Again, the dancing resumed and we were told it would go on until the sun rises. Dusty was told if they got kicked out of this hotel, they had a back-up plan of where to take the party to continue. The groom was from Bucerias, the bride from Guadalajara and family was everywhere.
Two cousins in their late 20’s or early 30’s spoke to us and they had lived in Atlanta, Georgia for 8 and 10 years and loved it in the states. The young lad continued to come around with tequila pours. Look, under the table is a young child of about 3 or 4 sleeping, look, there is a couple dancing closely sandwiching the baby in the middle of them with love, look, those adorable little girls, Isbeth, age 12 and in school Secundaria and Andrea, age 9, smiling at us again.
Andrea wanted to know what nationality Pat was and she told them she was adopted and because she didn’t know her nationality that she was a person of the world which includes all, she smiled at the answer. They tried to practice their English with us and asked our name; Patricia was easy, but "Doosty" a bit harder. Again, smiles were everywhere.
There is an area by the terrace with sand as well as the swimming pool and the young kids play in both. It is late but all generations sleep, eat, dance, drink as they choose and there is a seamlessness to this all inclusive celebration. They teach the lesson to be in the moment, to go with the flow of life. They aren’t rushing home to get babies to bed, they just sleep where they are with the music banging away but surrounded by family and close friends. It is perfect!
Papa gave us his business card. His name, we finally learn, is Juan and he owns a very successful car repair business in Guadalajara. We borrow a pen to get the email address, which his son writes on the back of the card. He says to us that we are now family. We are honored.
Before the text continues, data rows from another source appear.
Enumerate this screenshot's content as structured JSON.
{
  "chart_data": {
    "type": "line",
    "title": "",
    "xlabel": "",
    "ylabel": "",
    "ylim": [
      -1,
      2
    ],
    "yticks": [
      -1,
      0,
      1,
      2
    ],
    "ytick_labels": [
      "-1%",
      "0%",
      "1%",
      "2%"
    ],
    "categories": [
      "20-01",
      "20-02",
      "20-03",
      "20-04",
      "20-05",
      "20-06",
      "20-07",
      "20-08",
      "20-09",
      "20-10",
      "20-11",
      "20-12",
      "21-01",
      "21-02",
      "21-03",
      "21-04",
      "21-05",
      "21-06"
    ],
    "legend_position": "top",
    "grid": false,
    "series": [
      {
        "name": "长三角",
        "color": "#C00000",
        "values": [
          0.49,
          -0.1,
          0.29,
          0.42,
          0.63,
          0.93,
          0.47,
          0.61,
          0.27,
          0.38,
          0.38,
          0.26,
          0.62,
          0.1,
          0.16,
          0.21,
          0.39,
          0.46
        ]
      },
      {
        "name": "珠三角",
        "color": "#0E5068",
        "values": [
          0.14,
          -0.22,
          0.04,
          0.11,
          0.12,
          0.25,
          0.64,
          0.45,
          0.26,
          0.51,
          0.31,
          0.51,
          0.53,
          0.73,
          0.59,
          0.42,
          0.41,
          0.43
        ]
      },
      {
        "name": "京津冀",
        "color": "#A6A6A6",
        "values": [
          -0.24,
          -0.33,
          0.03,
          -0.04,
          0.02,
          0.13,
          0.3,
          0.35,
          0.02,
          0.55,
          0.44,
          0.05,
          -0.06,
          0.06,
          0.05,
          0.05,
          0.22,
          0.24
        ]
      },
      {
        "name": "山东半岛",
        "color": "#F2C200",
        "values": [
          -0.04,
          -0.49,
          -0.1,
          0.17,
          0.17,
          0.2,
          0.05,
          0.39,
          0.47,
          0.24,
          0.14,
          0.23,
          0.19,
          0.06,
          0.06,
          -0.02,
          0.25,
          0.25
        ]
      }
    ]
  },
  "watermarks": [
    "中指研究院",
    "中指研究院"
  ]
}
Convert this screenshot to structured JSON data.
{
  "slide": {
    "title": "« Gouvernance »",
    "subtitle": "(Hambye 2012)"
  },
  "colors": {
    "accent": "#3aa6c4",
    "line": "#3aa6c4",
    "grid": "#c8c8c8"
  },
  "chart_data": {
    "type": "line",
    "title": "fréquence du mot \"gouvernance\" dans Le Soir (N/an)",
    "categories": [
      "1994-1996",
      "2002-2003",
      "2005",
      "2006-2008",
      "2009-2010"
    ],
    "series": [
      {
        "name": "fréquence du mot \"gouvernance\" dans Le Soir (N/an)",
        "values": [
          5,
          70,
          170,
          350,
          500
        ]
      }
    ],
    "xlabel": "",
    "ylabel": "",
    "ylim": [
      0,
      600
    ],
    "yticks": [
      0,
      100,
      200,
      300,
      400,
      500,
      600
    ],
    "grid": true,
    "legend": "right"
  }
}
We learn that most of the people attending tonight own their own businesses, but those who don’t and work for someone will have to drive back to Guadalajara tonight in order to work tomorrow, Sunday. We are glad we won’t be on the roads after watching the tequila consumption and pray that they safely return. The Atlanta cousin asks us if we will walk home on the beach and when Pat says, "no, we will walk along the road," he says that is best. He wants to make sure we get home safely.
Dusty is finally encouraged that it is time for us to leave though he has settled in and would love to stay longer. We have been celebrating for almost 4 hours with the familia and their guests. As we say our thank you’s for something that the words cannot possibly reflect, we hug, wish well and then walk back to our place.
Our minds are spinning, not just from the tequila, but mostly from the unique experience we can’t wrap our heads around. We had no camera and chose not to go get one as we wanted to be part of the celebration, not looking and observing from the outside in. We only wish we could have some photos of the special occasion but they will have to be in our heads. We discussed that if at our children’s weddings someone is standing on the outside looking in that we must invite them to join our celebration.
After preparing for bed, which was harder for Dusty than Pat as his mouth opened more frequently during the fiesta, we heard explosions. Yes, the next event was fireworks at the wedding. We listened, then drifted off to sleep listening to the crash of the fireworks blend with the crash of the waves from the ocean. Life is good. Viva Mexico!